The clampdown was prompted by the extent to which the new form of financing was being manipulated and misused as a form of crowdfunding capital in China. Some experts told MLex that nearly 90 percent of ICOs in China could be fraudulent.
But that has not stopped Chinese investors from rushing to exchange cryptocurrencies such as Bitcoin and Ether, a digital token powered by blockchain protocol Ethereum, for new tokens issued by start-ups.
The latest measures must be seen in the context of the Chinese policy on cryptocurrencies such as Bitcoin, on which it has conferred the status of a "virtual commodity."
China has yet to come out with a regulatory framework and remains more skeptical towards cryptocurrencies than countries such as Japan, which has legalized Bitcoin as a form of payment, and South Korea, which has approved it for international remittances.
China's approach towards Bitcoin has been marked by volatility.
In late 2013, when the People's Bank of China banned financial institutions from using bitcoins, the cryptocurrency's unit price fell by 40 percent over the following couple of weeks to $400.
Seen in that light, the Chinese approach towards ICOs, which have so far raised nearly $2 billion for blockchain-based start-ups worldwide, is not altogether shocking. Digital token fans have been warned, most recently by the state-backed National Internet Finance Association, which has called for caution while dealing with ICOs.
Even before that, reports abounded that some ICOs entrepreneurs had also been "invited for tea" — a euphemism for questioning — by regulators, MLex was told, in the same way that some Bitcoin exchange operators had been addressed by the authorities before the crackdown in Spring.
The tough stance towards ICOs by Chinese regulators will put an immediate end to all financing activity related to digital tokens — through which Chinese blockchain firms have raised nearly $600 million so far this year.
Much ICO financing activity will now likely take place outside China. And it will likely do to the ICO industry what the decision by Chinese authorities to carry out a four-month freeze on withdrawals did to the Bitcoin industry.
After Chinese authorities placed a ban on withdrawing Bitcoin in February amid money-laundering concerns, China quickly began to lose its dominance as a major trading venue for Bitcoin. Jurisdictions such as Japan and South Korea quickly began more popular as key players in the industry, helped partly by their more friendly approach towards Bitcoin.

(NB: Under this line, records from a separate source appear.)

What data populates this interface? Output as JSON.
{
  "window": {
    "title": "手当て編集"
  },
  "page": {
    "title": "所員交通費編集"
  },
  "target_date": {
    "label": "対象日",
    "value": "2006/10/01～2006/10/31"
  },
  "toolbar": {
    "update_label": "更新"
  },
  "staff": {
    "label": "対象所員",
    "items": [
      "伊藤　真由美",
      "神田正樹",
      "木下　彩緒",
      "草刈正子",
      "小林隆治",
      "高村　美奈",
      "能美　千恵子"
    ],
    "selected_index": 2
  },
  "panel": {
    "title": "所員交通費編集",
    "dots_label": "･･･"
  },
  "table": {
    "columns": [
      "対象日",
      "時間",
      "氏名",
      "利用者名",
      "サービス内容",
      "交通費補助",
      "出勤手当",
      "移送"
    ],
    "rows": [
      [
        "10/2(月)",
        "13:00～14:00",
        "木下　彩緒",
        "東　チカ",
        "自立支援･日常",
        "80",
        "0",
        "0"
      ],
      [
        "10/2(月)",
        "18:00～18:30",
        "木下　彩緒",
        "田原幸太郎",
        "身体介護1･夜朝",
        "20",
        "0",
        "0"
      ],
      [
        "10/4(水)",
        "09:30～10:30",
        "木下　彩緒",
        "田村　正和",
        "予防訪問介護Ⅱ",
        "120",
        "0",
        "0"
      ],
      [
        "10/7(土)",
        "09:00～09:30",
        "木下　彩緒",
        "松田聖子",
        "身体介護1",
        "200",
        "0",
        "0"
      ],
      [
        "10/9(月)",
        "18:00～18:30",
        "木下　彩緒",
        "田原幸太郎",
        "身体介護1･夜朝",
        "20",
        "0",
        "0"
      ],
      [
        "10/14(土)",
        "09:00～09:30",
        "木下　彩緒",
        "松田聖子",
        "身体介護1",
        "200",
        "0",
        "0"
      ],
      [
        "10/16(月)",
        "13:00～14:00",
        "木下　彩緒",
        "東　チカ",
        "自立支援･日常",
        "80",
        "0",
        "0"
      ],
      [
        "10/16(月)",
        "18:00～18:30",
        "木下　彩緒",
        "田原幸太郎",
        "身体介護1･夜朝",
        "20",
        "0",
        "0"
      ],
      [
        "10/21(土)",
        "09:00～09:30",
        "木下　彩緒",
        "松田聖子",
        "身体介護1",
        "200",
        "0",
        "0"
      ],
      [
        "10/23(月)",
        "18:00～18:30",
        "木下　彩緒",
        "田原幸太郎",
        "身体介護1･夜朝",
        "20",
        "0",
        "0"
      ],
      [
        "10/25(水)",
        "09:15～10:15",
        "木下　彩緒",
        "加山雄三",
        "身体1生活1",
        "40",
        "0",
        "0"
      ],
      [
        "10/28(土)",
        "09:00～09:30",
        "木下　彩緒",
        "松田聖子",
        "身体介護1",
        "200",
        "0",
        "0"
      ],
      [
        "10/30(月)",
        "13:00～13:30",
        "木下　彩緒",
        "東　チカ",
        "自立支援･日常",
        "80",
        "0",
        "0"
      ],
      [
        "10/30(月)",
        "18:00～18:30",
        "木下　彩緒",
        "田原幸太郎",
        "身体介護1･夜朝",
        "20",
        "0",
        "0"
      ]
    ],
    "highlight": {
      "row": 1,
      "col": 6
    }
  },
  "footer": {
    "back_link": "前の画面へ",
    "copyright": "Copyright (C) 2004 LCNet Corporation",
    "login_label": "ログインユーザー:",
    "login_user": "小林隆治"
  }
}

The US is also seen as largely off-limits due to a tough approach to ICOs by the Securities and Exchange Commission, which has been playing a cat-and-mouse game with digital token operators.
Whether the latest decision by Chinese authorities will have a major impact on China's efforts to take a leadership position in the rapidly growing field of blockchain, also known as distributed ledger technology, remains to be seen.
At least two high-profile blockchain summits to be held in the Chinese capital this month have been canceled. A blockchain conference supposed to be held later this month in Beijing told MLex that it had been postponed until further notice due to a "upgrade requirement for public security."
There are reasons for Chinese regulators to be concerned, most notably the stability of the Chinese currency, experts told MLex. Cryptocurrencies not only compete with the yuan, but also offer a clever method of bypassing Chinese capital controls and moving money overseas.
Furthermore, digital tokens are also competing directly with regulated financial intermediaries such as venture capitalists, investment banks and stock exchanges, which have traditionally been involved in channeling capital to start-ups.
The rise of ICOs is beginning to disrupt the entire food chain in the capital markets, giving regulators pause for thought.
Yet the rapid pace with which the technology has been racing ahead has given authorities little time to respond in a thoughtful manner, or to devise any meaningful regulatory frameworks. Hence the decision by Chinese authorities to announce a blanket ban on the new financing method.
Now, the question is whether the ban is just a manifestation of Chinese authorities buying time to come to grips with the technology and contain the emerging risks before gradually legalizing ICOs — by granting exemption after exemption — once they think the ICO beast has been tamed.
It could be China's way, as one Hong Kong-based analyst told MLex, of "putting the brakes on until they could figure something out."
Such speculation is not entirely misplaced; similar developments have been seen before with bans in fields such as telecoms and finance. They could yet happen with ICOs.